14 Agustus 2012

AJ (pengen) punya Tattoo

Aj pengen punya tattoo sudah lama... Sejak jaman gue masih remaja (baca: puber), gue tumbuh dengan melihat sosok sosok heavy-metal yang (paling tidak pada masa itu) keren keren. Gue lewati masa ABG gue dengan mendengarkan lagu lagu mereka, menonton video klip mereka, dan menikmati pertunjukan mereka. Bagi gue (masa itu) they are sooooo damn cool !!!

Dan lihatlah badan mereka, tak satupun luput dari goresan goresan tattoo yang mencolok. Salah satu band favorite gue masa itu adalah Guns n' Roses. Gue hafal setiap lekuk lekuk gambar pestol dan mawar-nya, atau gambar salib dan tengkorak (album Appetite for Destruction), tattoo yang ada di lengan sang vokalis-nya Axl Rose.

AXL ROSE

Dan band favorite gue yang lain, Bon Jovi. Walaupun minim tattoo nya, sang vokalis Jon, tampil manis dengan tattoo superman di kiri dan tulang belulang di kanan.

Dari sejak itu, mempunyai sebuah tattoo sudah menjadi seperti impian AJ kecil (ABG).

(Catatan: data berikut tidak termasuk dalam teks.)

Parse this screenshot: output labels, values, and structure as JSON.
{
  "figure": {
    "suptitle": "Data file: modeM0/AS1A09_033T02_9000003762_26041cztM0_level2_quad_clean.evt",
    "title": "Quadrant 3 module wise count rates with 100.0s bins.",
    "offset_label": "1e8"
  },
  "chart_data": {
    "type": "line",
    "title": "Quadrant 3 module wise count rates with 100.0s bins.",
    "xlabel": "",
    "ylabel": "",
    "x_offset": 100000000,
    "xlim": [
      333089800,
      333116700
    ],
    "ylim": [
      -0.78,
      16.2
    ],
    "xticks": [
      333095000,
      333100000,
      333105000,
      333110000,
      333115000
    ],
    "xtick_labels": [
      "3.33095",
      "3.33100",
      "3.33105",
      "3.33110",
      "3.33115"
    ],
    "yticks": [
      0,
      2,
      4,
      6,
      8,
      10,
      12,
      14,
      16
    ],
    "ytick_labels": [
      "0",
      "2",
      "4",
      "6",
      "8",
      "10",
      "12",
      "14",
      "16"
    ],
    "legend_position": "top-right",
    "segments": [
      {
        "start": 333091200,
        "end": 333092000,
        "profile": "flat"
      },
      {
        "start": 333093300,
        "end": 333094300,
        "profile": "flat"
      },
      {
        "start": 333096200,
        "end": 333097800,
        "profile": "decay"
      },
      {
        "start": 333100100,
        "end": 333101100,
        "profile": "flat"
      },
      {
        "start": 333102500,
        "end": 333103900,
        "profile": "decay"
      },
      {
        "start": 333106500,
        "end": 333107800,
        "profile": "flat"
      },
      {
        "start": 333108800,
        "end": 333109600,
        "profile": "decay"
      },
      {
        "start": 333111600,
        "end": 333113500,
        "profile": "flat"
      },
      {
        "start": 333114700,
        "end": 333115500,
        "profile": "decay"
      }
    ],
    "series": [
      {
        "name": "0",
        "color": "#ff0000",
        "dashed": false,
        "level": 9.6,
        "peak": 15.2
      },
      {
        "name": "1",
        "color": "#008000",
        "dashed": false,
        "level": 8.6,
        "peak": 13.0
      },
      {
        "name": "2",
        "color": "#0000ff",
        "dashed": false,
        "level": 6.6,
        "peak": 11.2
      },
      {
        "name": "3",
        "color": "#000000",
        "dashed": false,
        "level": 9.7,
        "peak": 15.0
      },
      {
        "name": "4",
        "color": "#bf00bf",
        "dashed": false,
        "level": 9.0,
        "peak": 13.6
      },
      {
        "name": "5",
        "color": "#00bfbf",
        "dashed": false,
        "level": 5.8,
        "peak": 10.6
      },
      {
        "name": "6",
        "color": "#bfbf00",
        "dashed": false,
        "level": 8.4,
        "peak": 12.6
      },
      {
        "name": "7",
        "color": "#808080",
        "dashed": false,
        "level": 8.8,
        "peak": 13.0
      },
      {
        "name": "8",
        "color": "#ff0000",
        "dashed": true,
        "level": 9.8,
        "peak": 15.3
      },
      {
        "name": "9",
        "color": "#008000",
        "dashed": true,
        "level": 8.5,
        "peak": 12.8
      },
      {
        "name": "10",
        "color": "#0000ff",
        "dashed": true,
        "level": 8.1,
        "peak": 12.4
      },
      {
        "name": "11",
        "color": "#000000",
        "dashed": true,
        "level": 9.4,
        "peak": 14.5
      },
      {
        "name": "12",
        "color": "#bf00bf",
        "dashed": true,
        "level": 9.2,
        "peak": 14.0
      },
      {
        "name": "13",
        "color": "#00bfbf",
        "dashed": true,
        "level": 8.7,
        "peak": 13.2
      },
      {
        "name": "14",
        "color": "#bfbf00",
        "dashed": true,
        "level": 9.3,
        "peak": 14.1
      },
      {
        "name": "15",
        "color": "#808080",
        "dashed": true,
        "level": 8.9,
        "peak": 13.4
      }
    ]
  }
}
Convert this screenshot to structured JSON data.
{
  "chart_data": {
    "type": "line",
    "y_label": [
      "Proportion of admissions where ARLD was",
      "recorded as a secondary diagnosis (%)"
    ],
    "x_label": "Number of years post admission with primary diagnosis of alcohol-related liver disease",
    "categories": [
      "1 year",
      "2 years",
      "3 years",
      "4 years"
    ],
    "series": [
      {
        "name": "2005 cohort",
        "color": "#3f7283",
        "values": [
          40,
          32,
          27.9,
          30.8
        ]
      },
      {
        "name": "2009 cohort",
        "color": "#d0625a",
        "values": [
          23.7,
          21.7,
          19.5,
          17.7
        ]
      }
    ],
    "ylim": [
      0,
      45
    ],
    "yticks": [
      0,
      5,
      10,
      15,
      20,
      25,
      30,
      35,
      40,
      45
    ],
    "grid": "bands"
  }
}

Sayangnya, saat itu, tattoo masih identik dengan kriminal, penjahat, pemberontak dan hal hal negatif lainnya.

Red Hot Chilli Pappers
Sampai beberapa saat yang lalu, tattoo masih hal yang tabu dan negatif. Masih inget gue awal awal kerja, di buku Perjanjian Kerja Bersama yang gue terima, ada larangan bertattoo, dan juga piercing bagi karyawan laki laki. Masa itu, rambut gondrong, bertattoo dan ber-anting (bagi laki laki) adalah hal yang tidak baik, kalau tidak mau dikatakan buruk. Sehingga di-larang bagi karyawan untuk menampilkan citra buruk tersebut, atau di keluarkan dari perusahaan.

Tapi tidak sampai akhir akhir ini. Pandangan tentang tattoo sudah total berubah. Tattoo yang dulu identik dengan kriminal dan bahkan pemujaan setan, kini tidak lagi. Ia dilihat sebagai seni, pemanis, aktualisasi diri, gaul, (masih ada unsur) macho, dan (bagi wanita ada unsur sedikit) menggoda.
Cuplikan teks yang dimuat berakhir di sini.